While previous researchers have tried to accomplish this using various kinds of air jets and mini-vortices, ultrasound has emerged as as the new method of choice to create illusory haptic objects.
The new device creates multiple points in the air — an “acoustic radiation force” as the authors call it — where sound waves come together constructively with enough energy to induce a shear wave in your skin. This wave activates specific kinds of receptors in your skin that are tuned to adapt to stimuli in predictable ways. Some receptors turn off quickly, while others continue to send neural spikes to the brain as long as the stimulus is present. The multiple sound waves are generated by a two-dimensional phase array with 320 separate transducers.
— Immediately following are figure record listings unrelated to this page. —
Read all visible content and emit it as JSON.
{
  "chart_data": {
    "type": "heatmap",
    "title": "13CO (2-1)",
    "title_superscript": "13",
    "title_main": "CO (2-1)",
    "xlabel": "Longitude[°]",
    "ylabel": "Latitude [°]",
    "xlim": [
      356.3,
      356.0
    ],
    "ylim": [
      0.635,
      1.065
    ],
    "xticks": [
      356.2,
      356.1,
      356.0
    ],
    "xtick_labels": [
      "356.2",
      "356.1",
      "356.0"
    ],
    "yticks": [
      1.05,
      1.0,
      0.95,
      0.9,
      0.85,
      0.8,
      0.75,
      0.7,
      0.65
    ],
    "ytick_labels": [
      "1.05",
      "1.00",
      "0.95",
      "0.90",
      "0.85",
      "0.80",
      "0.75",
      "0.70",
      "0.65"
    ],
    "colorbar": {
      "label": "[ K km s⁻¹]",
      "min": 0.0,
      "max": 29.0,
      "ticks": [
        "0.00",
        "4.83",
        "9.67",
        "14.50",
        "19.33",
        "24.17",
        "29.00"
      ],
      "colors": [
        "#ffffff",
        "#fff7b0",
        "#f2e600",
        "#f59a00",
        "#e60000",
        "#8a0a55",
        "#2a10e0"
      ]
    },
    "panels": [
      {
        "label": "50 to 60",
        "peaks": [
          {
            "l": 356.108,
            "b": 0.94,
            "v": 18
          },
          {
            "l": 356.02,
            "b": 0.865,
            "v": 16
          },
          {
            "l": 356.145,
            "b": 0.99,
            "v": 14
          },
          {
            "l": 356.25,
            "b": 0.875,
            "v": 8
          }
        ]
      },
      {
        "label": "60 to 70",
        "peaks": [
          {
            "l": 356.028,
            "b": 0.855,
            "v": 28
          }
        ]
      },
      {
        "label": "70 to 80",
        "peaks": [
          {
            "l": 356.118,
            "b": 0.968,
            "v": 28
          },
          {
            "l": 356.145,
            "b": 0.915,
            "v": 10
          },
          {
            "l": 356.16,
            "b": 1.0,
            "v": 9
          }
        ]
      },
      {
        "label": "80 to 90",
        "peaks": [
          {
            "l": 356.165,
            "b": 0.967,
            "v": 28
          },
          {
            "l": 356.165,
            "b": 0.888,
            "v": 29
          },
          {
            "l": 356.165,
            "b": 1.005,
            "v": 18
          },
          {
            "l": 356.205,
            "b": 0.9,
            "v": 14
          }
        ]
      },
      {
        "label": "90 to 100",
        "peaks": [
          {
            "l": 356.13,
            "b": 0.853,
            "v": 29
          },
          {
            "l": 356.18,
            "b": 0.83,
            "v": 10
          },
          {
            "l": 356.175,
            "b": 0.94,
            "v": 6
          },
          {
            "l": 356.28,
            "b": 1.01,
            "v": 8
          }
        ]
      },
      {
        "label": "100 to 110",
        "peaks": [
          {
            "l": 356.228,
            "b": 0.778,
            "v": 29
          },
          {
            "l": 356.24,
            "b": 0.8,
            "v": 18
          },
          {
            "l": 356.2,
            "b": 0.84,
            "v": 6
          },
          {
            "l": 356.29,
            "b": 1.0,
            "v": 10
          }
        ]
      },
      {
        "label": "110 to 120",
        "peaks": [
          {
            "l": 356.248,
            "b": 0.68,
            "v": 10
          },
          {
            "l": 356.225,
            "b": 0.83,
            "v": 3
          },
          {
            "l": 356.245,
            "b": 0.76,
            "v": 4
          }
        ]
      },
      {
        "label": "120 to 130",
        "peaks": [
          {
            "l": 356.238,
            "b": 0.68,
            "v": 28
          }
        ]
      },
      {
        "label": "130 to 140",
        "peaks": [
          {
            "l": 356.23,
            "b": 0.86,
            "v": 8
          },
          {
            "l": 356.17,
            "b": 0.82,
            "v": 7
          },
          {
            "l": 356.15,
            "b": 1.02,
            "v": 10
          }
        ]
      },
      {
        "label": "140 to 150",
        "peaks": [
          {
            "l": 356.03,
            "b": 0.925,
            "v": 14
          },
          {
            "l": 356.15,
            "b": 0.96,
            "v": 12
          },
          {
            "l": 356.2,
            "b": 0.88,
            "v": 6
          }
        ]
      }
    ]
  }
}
To track the intersection of the hand and the virtual objects the researchers use a Leap Motion controller that has a range 100cm and a ﬁeld of view of 140 degrees. The ultrasonic transducers are fairly powerful — they can generate a sound pressure of up to 20 Pascals at a distance of 30cm with a 60-degree angle of directional spread. To control them the researchers used XMOS L1-128 processors running at 400MHz — fast enough to output drive signals with a refresh rate of 2MHz. This kind of speed lets the device generate shapes on the fly. With real-time generation like this, new shapes do not have to be preprocessed ahead of time.
Even more exciting than that is the ability to create dynamic objects that move or change entirely. Those who got to test the device reported easy identification of basic shapes and patterns like spheres, cubes, cones, and pyramids. The researchers envision their device will make possible a whole new generation of “eyes-off” controls for everything from the cockpit to the operating room. The ability to maintain visual focus on the task at hand, while being able to simply feel your way around a control space would be invaluable.
We aren’t sure if and when a consumer version of the product may be available, but it is certainly something we might hope to add to next years holiday gift guide.